David Mertz, Ph.D.
Flutist, Gnosis Software, Inc.
June 2000
This article examines Txt2Html, a public-domain working project created by the author to illustrate Python programming techniques.Txt2Html
is a "web-based filtering proxy"--a program that reads web-based documents for the user, then presents a modified page to the user's browser. In order to accomplish these tasks,Txt2Html
runs as a CGI program, queries outside web resources, and makes use of regular-expressions; each of these general-purpose sub-tasks is explained, clarified, and demonstrated in this article.
Python is a freely available, very-high-level, interpreted language developed by Guido van Rossum. It combines a clear syntax with powerful (but optional) object-oriented semantics. Python is available for almost every computer platform you might find yourself working on, and is highly portable between platforms.
In the course of writing articles in this series, the author faced a quandry about the best format to write in. Wordprocessor formats are proprietary, and conversions between formats tend to be imperfect and troublesome (and they bind one to proprietary tools; contrary to an open-source spirit). HTML is fairly neutral--and is probably the form you are reading this article in--but it also adds tags that are easy to mistype (or commits one to an HTML-enhanced editor). DocBook is an interesting XML format that can be converted to many target formats, and has the right semantics for technical articles (or books); but like HTML, there are lots of tags to worry about during the writing process. LaTeX is great for sophisticated typography; but lots of tags again, and these articles don't need typographic sophistication.

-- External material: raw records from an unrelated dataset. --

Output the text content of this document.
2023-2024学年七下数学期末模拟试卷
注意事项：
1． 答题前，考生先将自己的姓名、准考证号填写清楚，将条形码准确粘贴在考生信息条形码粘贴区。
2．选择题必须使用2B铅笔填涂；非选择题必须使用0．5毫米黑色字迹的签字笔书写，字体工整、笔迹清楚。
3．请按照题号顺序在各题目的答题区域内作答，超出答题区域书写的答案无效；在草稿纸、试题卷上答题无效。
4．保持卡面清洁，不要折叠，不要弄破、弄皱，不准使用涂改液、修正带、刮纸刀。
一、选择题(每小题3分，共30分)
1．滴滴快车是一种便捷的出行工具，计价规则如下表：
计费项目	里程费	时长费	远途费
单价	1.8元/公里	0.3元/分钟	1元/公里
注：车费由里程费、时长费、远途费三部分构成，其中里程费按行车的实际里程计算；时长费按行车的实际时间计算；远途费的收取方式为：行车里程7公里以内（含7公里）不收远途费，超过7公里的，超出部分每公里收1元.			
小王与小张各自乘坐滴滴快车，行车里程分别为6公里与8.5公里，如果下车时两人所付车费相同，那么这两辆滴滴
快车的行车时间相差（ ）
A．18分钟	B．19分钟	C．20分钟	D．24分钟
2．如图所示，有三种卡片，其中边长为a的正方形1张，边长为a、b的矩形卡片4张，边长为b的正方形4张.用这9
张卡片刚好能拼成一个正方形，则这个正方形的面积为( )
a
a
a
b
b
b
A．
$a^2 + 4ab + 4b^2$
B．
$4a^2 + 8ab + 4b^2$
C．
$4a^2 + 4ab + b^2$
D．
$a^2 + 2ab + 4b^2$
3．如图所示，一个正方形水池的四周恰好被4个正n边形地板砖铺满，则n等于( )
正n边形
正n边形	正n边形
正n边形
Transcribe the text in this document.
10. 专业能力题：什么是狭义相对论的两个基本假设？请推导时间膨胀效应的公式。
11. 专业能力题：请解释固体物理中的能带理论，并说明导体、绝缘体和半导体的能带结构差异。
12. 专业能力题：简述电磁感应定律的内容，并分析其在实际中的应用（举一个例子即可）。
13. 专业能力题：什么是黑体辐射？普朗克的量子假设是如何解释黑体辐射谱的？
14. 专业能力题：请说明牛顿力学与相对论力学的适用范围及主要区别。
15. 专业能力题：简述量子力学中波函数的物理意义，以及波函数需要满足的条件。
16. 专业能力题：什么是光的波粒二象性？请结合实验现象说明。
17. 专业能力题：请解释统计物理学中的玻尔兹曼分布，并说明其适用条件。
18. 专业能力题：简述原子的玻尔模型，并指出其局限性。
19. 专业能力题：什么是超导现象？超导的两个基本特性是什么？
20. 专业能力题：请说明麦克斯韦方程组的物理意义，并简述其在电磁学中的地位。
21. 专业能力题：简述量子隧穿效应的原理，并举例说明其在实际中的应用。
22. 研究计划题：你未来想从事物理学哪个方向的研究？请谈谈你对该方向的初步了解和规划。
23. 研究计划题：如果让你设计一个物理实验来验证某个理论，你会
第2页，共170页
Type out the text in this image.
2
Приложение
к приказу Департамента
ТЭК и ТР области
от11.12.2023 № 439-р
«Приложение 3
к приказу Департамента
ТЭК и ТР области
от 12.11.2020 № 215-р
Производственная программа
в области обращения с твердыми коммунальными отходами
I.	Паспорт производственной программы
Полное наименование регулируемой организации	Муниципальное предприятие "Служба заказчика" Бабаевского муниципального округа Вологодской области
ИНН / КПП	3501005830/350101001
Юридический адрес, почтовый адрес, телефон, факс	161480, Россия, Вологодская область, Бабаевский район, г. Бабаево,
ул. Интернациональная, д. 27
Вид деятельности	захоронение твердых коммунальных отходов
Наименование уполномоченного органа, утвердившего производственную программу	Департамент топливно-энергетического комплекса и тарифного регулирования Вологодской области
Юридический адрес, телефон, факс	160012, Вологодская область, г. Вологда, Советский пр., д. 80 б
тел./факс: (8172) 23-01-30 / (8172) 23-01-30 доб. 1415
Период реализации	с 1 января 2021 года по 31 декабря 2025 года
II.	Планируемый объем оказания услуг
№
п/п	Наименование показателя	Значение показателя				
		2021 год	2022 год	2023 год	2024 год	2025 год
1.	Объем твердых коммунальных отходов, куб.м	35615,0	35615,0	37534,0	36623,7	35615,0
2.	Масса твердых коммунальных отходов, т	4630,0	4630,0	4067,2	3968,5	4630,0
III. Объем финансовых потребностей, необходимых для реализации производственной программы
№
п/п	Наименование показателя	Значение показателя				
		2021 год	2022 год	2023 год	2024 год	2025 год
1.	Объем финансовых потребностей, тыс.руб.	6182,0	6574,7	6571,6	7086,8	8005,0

For real ease of composition--and especially for platform and tool neutrality--plain ASCII just cannot be beat. Beyond completely plain text, however, the internet (especially Usenet) has prompted the development of an informal standard of "smart ASCII" documents. "Smart ASCII" adds just a little bit of extra semantic content and context in ways that look "natural" in text displays. Emails, newsgroup posts, FAQs, project READMEs, and other electronic documents often include a few typographic/semantic elements like asterisks around emphasized words, underscores surrounding titles, vertical and horizontal whitespace to describe textual relations, selective ALLCAPS, and a few other tidbits. Project Guttenburg is a wonderful effort that put quite a bit of thought into its own consideration of formats, and decided on "smart ASCII" as the best choice for preserving and distributng great books for a long time. Even if these articles won't live as such literary classics, the decision was made to write them as "smart ASCII", and automate any conversions to other formats with handy Python scripts.
Txt2Html
started out as a simple file converter, as the name
suggests. But the internet posed several obvious enhancements
to the tool. Since many of the documents one might want to
view in an "html-ized" form live somewhere at the end of
http: or ftp: links, the tool should really handle such remote
documents straightforwardly (without the need for a
download/convert/view cycle). And since the target of the
conversion is HTML after all, what we would generally want to
do with the target is view it in a web-browser. Putting these
things together, it emerged that Txt2Html
should be a
"web-based filtering proxy." Fancy words there, maybe even
"fully buzzword compliant." What it amounts to is the idea that
a program might read a web-page (or other resource) on your
behalf, massage the contents in some way, then present you with
something that is better than the original page (at least for
some particular purpose). A good example of such a tool is the
Babelfish translation service. After running a URL through
Babelfish, you see a webpage that looks pretty much like the
original one, but has the pleasant feature of having words in
a language you can read instead of in a language you do not
understand. In a way, all the search-engines that present
little synopses of the pages they find for a search do the same
thing. But those search-engines (by design) take a lot more
liberty with the formatting and appearance of a target page,
and leave out a lot more. Txt2Html
is certainly a lot less
ambitious than Babelfish is; but conceptually, both do largely
the same thing. See the resources for some more examples, some
rather humorous.
Best of all, Txt2Html
uses a number of programming techniques
that are common to a lot of different web-oriented uses of
Python. This article will introduce those techniques, and give
some pointers on coding techniques and the scope of some Python
modules. Note: the actual module in Txt2Html
is called
dmTxt2Html
to avoid conflict with the naming of a module
written by someone else.
cgi
Module
Python's cgi
module--in the standard distribution--is a
godsend for anyone developing "Common Gateway Interface"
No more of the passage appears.